Not only the language of letters and lineage, but the language we use to describe what hurts.
In today’s world, we have names for so many things. Anxiety. Depression. Trauma. Panic. We speak them plainly. We research them. We build vocabulary around them.
But in 1809, those words did not exist in the same way.
The suffering did.
That distinction matters to me.
As someone who cares deeply about mental health, and as someone who writes historical fiction, I often find myself pausing mid-draft. A character feels something intense and destabilizing. In modern language, I know exactly what we would call it. I write it that way first, then I mark it and return to it. Because my characters would not use those terms.

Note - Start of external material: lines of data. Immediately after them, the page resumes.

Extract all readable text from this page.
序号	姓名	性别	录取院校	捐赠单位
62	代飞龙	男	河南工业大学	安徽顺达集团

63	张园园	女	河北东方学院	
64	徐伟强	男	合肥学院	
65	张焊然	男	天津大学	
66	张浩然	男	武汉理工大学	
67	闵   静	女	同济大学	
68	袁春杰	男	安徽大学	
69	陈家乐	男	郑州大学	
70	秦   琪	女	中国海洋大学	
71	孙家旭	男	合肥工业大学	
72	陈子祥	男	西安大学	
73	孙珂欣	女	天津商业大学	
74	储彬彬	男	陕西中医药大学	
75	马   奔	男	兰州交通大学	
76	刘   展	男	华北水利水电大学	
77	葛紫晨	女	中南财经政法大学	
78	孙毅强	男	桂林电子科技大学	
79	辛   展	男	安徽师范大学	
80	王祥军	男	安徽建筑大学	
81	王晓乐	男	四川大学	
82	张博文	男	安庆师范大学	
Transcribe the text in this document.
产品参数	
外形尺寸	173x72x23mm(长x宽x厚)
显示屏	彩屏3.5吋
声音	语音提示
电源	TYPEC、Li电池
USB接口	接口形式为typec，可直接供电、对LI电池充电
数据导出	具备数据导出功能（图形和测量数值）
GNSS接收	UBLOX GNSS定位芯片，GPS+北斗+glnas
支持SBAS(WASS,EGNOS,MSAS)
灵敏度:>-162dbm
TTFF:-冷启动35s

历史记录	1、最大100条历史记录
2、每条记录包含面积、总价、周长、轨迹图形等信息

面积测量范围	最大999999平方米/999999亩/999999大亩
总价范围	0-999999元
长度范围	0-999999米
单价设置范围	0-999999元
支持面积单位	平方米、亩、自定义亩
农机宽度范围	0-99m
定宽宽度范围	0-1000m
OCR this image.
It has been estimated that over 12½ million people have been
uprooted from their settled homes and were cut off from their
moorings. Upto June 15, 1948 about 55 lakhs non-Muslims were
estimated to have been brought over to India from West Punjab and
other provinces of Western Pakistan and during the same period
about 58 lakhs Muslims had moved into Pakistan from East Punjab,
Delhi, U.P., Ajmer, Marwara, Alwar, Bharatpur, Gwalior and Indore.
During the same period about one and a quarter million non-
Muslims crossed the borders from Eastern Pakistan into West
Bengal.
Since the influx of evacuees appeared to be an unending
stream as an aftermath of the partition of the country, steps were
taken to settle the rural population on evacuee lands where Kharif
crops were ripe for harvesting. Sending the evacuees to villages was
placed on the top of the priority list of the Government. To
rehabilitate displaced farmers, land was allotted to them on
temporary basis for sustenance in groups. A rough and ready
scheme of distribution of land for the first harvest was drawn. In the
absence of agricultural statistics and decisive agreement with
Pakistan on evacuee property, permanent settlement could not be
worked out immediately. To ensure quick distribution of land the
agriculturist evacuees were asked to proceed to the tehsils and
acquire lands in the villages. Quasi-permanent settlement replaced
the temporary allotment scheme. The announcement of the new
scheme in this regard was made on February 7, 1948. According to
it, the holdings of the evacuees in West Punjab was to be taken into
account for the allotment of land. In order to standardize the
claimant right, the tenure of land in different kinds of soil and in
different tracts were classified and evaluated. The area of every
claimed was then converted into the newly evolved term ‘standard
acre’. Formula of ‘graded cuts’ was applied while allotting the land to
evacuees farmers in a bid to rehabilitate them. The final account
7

So I ask different questions.
If a woman in Regency Scotland carries what we would now call trauma, what would she name it? Would she call it a shadow? A disgrace she cannot scrub from memory? A heaviness that follows her into the night?
In Vows of the Heart, Moira carries such a burden. I could not give her modern vocabulary. I had to let her speak in the language of her time, as I understand it through historical documentation, while still allowing room for emotional truth:
“The nightmare of England, the shadow of Stonehurst, the memories that clawed at her in the darkness.”

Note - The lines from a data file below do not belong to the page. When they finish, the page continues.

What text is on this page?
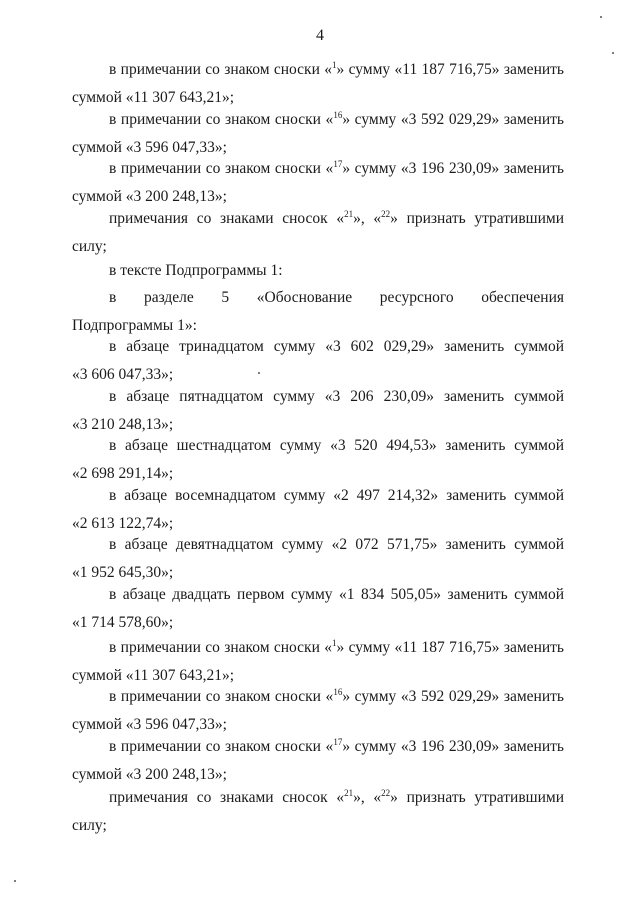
4
в примечании со знаком сноски «$^1$» сумму «11 187 716,75» заменить
суммой «11 307 643,21»;
в примечании со знаком сноски «$^{16}$» сумму «3 592 029,29» заменить
суммой «3 596 047,33»;
в примечании со знаком сноски «$^{17}$» сумму «3 196 230,09» заменить
суммой «3 200 248,13»;
примечания со знаками сносок «$^{21}$», «$^{22}$» признать утратившими
силу;
в тексте Подпрограммы 1:
в разделе 5 «Обоснование ресурсного обеспечения
Подпрограммы 1»:
в абзаце тринадцатом сумму «3 602 029,29» заменить суммой
«3 606 047,33»;
в абзаце пятнадцатом сумму «3 206 230,09» заменить суммой
«3 210 248,13»;
в абзаце шестнадцатом сумму «3 520 494,53» заменить суммой
«2 698 291,14»;
в абзаце восемнадцатом сумму «2 497 214,32» заменить суммой
«2 613 122,74»;
в абзаце девятнадцатом сумму «2 072 571,75» заменить суммой
«1 952 645,30»;
в абзаце двадцать первом сумму «1 834 505,05» заменить суммой
«1 714 578,60»;
в примечании со знаком сноски «$^1$» сумму «11 187 716,75» заменить
суммой «11 307 643,21»;
в примечании со знаком сноски «$^{16}$» сумму «3 592 029,29» заменить
суммой «3 596 047,33»;
в примечании со знаком сноски «$^{17}$» сумму «3 196 230,09» заменить
суммой «3 200 248,13»;
примечания со знаками сносок «$^{21}$», «$^{22}$» признать утратившими
силу;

The experience is timeless. The phrasing must not be.
This translation work is delicate. It requires restraint. It requires honoring history without diminishing truth. It is challenging at times to describe what we now call trauma, a single word in our vocabulary today, yet one that holds guilt, disgust, fear, anguish, distortion, self-loathing, and so many other layered emotions.
People in 1809 wrestled with despair. They knew fear. They endured grief that altered their sense of safety. They carried shame imposed upon them by others. They fought for healing just as we do now, though many suffered silently.
We are fortunate in 2026 that mental health has advocacy and language that gives shape to what once went unnamed. I can only pray that those in the past had family, friends, or faith communities to help carry their burdens, even when the vocabulary failed them.
Today, not everyone has that support either. That is why advocacy matters.
I came across a post on social media recently about a man who lost his brother to self-harm. In response, he created a space where strangers can send letters of hope so that someone, somewhere, might know they are not alone.
I am not affiliated with his organization, but I believe his work has value. If sharing it helps even one person feel seen, then it is worth passing along.
Instagram: https://www.instagram.com/p/DUT3WnYjQbg/
Website: https://reasonstostay.co.uk/
I will continue adding to this series as I encounter modern mental health language that needs reshaping for the Regency world. It is one of the crafts of writing historical romance that feels most personal to me.
Because every character I write fights for healing.
And so do I.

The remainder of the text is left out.